Et, revenant à de Kosen, qui riait à l’entendre :

« M’avez-vous fait chercher !

— Vous ne soupçonnez pas, ma cousine, la part que vous avez à cette réunion. Je suis rentré à Vielprat l’automne dernier, averti que mon devoir était de découvrir quelque chose, sans une donnée, sans rien qui me guidât dans mes recherches, rattachât mes souvenirs l’un à l’autre. Moi aussi, allez, il m’a fallu chercher.

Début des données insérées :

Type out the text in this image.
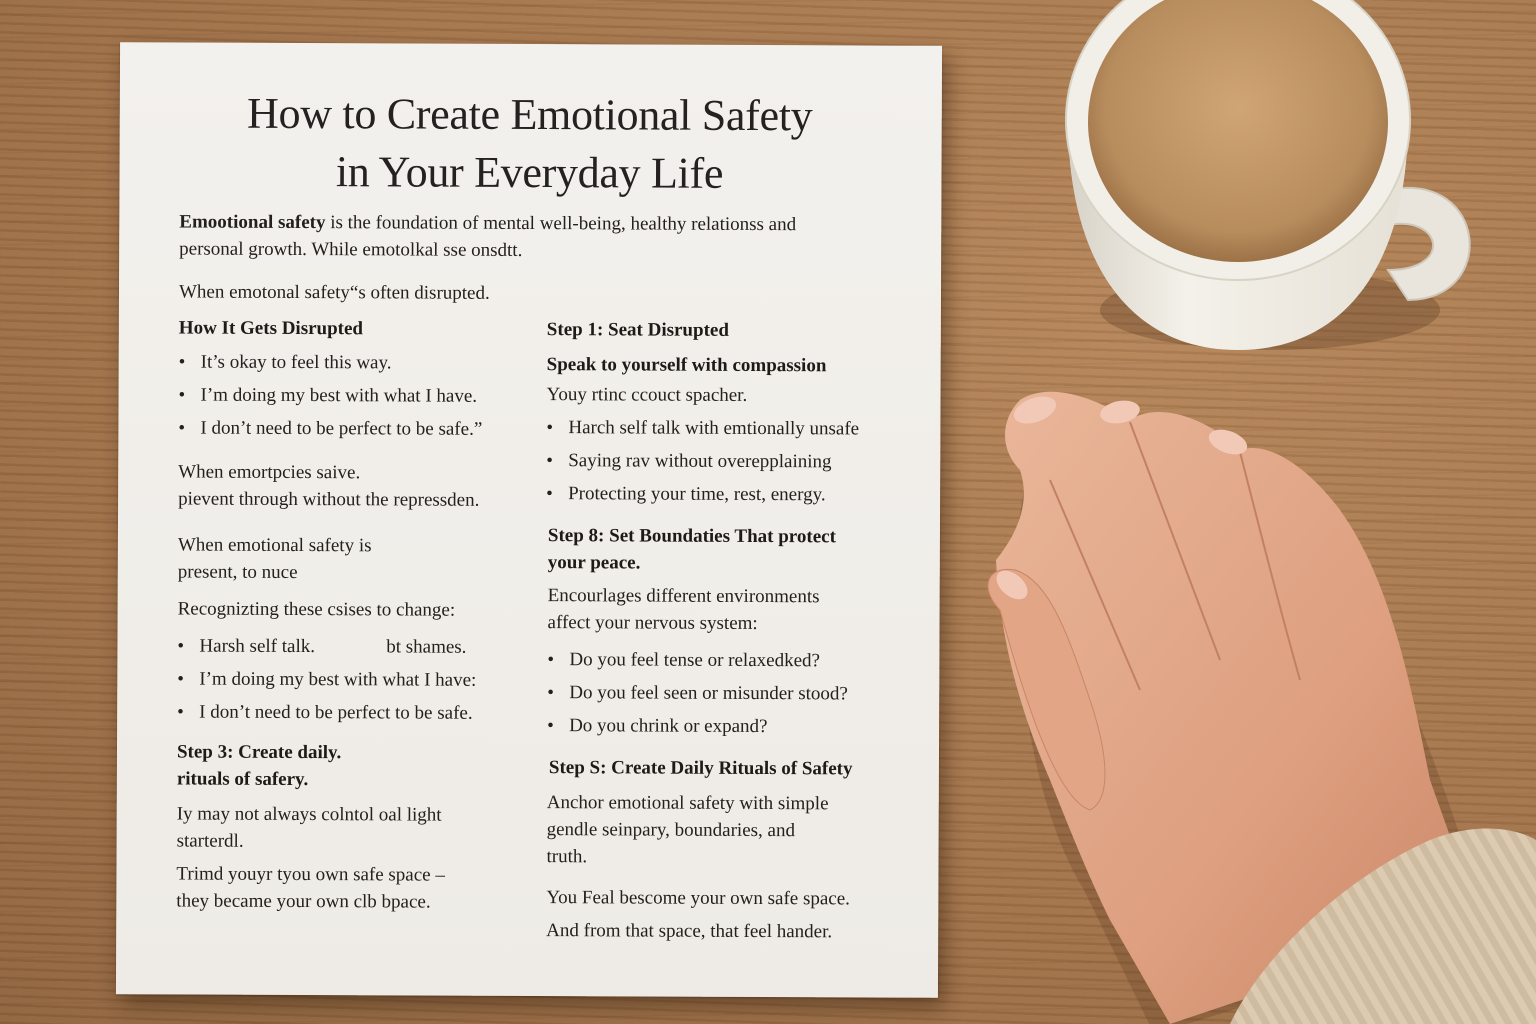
How to Create Emotional Safety
in Your Everyday Life
Emootional safety is the foundation of mental well-being, healthy relationss and
personal growth. While emotolkal sse onsdtt.
When emotonal safety“s often disrupted.
How It Gets Disrupted
• It’s okay to feel this way.
• I’m doing my best with what I have.
• I don’t need to be perfect to be safe.”
When emortpcies saive.
pievent through without the repressden.
When emotional safety is
present, to nuce
Recognizting these csises to change:
• Harsh self talk.               bt shames.
• I’m doing my best with what I have:
• I don’t need to be perfect to be safe.
Step 3: Create daily.
rituals of safery.
Iy may not always colntol oal light
starterdl.
Trimd youyr tyou own safe space –
they became your own clb bpace.
Step 1: Seat Disrupted
Speak to yourself with compassion
Youy rtinc ccouct spacher.
• Harch self talk with emtionally unsafe
• Saying rav without overepplaining
• Protecting your time, rest, energy.
Step 8: Set Boundaties That protect
your peace.
Encourlages different environments
affect your nervous system:
• Do you feel tense or relaxedked?
• Do you feel seen or misunder stood?
• Do you chrink or expand?
Step S: Create Daily Rituals of Safety
Anchor emotional safety with simple
gendle seinpary, boundaries, and
truth.
You Feal bescome your own safe space.
And from that space, that feel hander.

Le premier chaînon a été l’escalier que vous m’avez rouvert ; puis le petit soulier perdu jadis. Partant de là, j’ai pu enfin remonter le passé, me rappeler certains détails… et revenir au vieux nid…

« Mon père, c’est votre oncle Philippe, dont voici le portrait : vous verrez le pareil chez moi. Évidemment les deux datent de la même époque, celle où Philippe Andelot est devenu baron de Kosen par adoption ; adoption régulière, légale, ratifiée par jugement. »

Et, devant la physionomie ébahie de Clairette :

« Vous allez comprendre, affirma Hervé avec un sourire. Philippe Andelot a été adopté par le général baron de Brheul de Kosen, quand ce dernier eut perdu son seul fils, afin qu’un nom et un titre chers également à notre grand-père Andelot et à lui, parce qu’il avait été conquis sur les champs de bataille arrosés de leur sang à tous les deux, ne pût pas disparaître. Rien de plus simple, vous le voyez, ma cousine.

— Rien de plus simple, en effet. Aussi, je ne m’explique pas cette lacune dans les relations de famille.

— Grand’mère connaît à présent tous les dessous de ce long malentendu ; elle vous renseignera, répondit Hervé, à qui il en coûtait d’avouer que sa mère seule en était responsable.

— En me servant de secrétaire, forcément elle apprendra tout, dit grand’mère, que, depuis un instant, Hervé avait ramenée à son siège habituel.

— Hervé, observa à ce moment Yucca, tu vas manquer ton train : il nous reste bien juste le temps d’être au Puy pour l’heure du départ, avec vos chemins de traverse pas commodes. »

Tandis que le voyageur prenait congé de grand’mère et des vieilles cousines, Thérèse disait à Claire :

« Venez donc me tenir compagnie demain ; je serai seule. M. de Kosen emmène mon mari, afin de lui faire visiter une fois encore, à loisir, le Puy, cette ville unique au monde comme situation ; vous la connaissez en détail ?

— Oh, oui ! on m’a montré, il y a trois ans, tous ses vieux monuments ; je suis montée sur le rocher Corneille et même sur le rocher de Saint-Michel ! J’ai été partout. Vous allez passer une agréable journée, monsieur Murcy, ajouta la jeune fille ; je vous envie un peu.

— Si vous venez voir ma sœur Thérèse, je ferai votre portrait, annonça René d’un ton engageant.

— Et moi aussi, répétèrent Lilou et Pompon, qui prétendaient imiter en tout leur camarade.

— Alors, à demain », promit Claire.

Et, se tournant vers son cousin :

« Je le prendrai pour aller chez vous, ce fameux escalier… Vous savez déjà que ce ne sera pas la première fois. »

Elle rougit encore un peu, en confessant son indiscrète promenade ; mais Hervé riait d’un air si bon enfant qu’elle se sentit absoute.